You can get a movie by its IMDb ID. You can then extract further information like director names, and genres. You need to loop through the list to get individual information.

        from imdb import Cinemagoer
 
# Creating an instance of the Cinemagoer class
ia = Cinemagoer()
 
# Getting movie by IMDb ID
movie = ia.get_movie('0468569')
print(movie)
 
# Printing the names of the directors of the movie
print('Directors:')
 
for director in movie['directors']:
    print(director['name'])
 
# printing the genres of the movie
print('Genres:')
 
for genre in movie['genres']:
    print(genre)

In the output, you should see the name of the given movie, its director(s), and its genre(s):

python imdb search movies by id

Searching for a Person

You can search for people using the search_person() method. For example, if you want to search for "Heath", you need to run the following code:

        from imdb import Cinemagoer
 
# Creating an instance of the Cinemagoer class
ia = Cinemagoer()
 
# Searching for people having Heath in their names
persons = ia.search_person('Heath')
print(persons[0])

You'll see the name of the first matching person the search finds:

python terminal output imdb search person

Searching Companies

You can search for companies using the search_company() method. For example, if you want to search for "Universal", you need to run the following code:

        from imdb import Cinemagoer
 
# Creating an instance of the Cinemagoer class
ia = Cinemagoer()
 
# Searching for companies having Universal in their names
companies = ia.search_company('Universal')
print(companies)

You'll get the list of all companies that have Universal in their name.

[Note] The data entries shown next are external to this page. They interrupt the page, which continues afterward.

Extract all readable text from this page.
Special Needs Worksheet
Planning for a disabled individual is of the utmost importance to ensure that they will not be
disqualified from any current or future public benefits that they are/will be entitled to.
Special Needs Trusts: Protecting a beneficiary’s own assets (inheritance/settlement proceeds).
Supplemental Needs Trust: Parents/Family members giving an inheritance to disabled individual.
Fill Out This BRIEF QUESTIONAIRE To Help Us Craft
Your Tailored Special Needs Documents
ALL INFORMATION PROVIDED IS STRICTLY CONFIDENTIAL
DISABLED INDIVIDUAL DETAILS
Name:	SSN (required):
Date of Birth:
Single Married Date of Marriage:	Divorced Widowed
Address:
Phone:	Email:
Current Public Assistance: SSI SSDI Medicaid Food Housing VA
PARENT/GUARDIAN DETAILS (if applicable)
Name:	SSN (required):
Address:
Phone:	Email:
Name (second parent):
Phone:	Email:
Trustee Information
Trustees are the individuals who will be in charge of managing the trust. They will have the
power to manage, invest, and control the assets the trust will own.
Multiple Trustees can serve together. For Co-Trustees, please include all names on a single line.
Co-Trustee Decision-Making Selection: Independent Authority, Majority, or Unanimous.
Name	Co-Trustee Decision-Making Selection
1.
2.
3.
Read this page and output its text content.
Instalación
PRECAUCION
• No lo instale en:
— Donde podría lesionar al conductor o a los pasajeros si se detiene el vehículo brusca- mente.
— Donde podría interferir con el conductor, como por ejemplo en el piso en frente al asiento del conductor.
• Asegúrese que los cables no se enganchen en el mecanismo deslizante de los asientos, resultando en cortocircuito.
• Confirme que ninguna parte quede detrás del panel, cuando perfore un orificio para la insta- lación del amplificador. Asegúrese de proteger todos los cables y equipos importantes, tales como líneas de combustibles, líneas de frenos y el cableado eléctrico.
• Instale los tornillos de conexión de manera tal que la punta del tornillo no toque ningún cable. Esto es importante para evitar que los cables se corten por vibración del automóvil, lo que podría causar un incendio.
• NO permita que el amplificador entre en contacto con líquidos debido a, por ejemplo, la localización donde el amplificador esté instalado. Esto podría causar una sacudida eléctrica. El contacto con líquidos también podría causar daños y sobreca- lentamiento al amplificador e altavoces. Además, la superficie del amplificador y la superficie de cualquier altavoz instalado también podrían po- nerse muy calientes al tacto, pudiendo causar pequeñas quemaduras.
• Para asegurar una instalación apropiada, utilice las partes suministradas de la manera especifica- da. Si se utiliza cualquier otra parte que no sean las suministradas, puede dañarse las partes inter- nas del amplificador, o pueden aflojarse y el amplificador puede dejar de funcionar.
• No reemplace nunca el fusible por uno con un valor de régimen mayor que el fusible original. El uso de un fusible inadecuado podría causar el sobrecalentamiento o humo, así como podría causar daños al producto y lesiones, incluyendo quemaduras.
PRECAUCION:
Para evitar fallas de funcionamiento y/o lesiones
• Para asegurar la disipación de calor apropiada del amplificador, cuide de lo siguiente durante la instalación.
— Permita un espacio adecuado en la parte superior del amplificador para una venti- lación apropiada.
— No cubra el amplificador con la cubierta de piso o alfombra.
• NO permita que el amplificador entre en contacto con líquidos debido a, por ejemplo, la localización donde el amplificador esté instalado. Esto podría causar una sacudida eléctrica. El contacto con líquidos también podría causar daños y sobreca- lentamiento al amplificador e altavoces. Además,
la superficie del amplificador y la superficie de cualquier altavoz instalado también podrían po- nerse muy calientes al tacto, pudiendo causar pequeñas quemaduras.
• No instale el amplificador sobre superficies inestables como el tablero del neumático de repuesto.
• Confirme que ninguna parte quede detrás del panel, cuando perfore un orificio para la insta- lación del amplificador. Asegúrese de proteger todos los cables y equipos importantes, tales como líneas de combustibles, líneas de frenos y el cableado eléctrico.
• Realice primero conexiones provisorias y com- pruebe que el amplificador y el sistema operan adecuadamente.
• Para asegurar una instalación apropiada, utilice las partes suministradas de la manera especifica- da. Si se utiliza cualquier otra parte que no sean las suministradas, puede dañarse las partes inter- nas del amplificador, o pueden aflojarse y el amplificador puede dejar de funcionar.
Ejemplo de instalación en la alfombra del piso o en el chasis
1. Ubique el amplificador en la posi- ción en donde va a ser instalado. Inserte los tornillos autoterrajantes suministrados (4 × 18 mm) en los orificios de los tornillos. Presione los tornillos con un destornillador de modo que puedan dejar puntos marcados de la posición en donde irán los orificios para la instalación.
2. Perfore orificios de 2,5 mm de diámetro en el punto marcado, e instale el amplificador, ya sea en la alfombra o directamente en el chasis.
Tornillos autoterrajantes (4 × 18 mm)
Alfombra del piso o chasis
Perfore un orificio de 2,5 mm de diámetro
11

You can also retrieve a person and company data using its ID.

        from imdb import Cinemagoer
 
# Creating an instance of the Cinemagoer class
ia = Cinemagoer()
 
# Getting person data by ID
person = ia.get_person('0005132')
print(person['name'])
print(person['birth date'])
 
# Getting company data by ID
company = ia.get_company('0005073')
print(company['name'])

The output will show details of the person and the name of a company:

python imdb person company data by id

Finding Top and Bottom Movies

You can retrieve the data for top 250 and bottom 100 movies using the get_top250_movies() and get_bottom100_movies() methods, respectively:

        from imdb import Cinemagoer
 
# Creating an instance of the Cinemagoer class
ia = Cinemagoer()
 
# Finding the top 250 movies
top = ia.get_top250_movies()
print(top[0])
 
# Finding the bottom 100 movies
bottom = ia.get_bottom100_movies()
print(bottom[0])

In response, you'll see the name of the best movie, and the name of the worst:

python imdb top and bottom movies

The cinemagoer library also provides some other methods like get_top250_tv(), get_popular100_movies(), and get_top250_indian_movies().

Learn to Use Data Analytics Software Tools

Data analysis is the evaluation of data using analytical or statistical tools to extract information. The popularity of data analysis is growing every day. It's now used by businesses, marketing companies, and sports teams. The complete process of data analytics includes defining objectives, posing questions, data collection, data scrubbing, data analysis, and concluding results.

You can get datasets for your projects using Python libraries like Cinemagoer or via online platforms like Kaggle. Alongside full languages like Python and R, you can use other tools like Microsoft Excel, Tableau, and Stata to perform data analysis.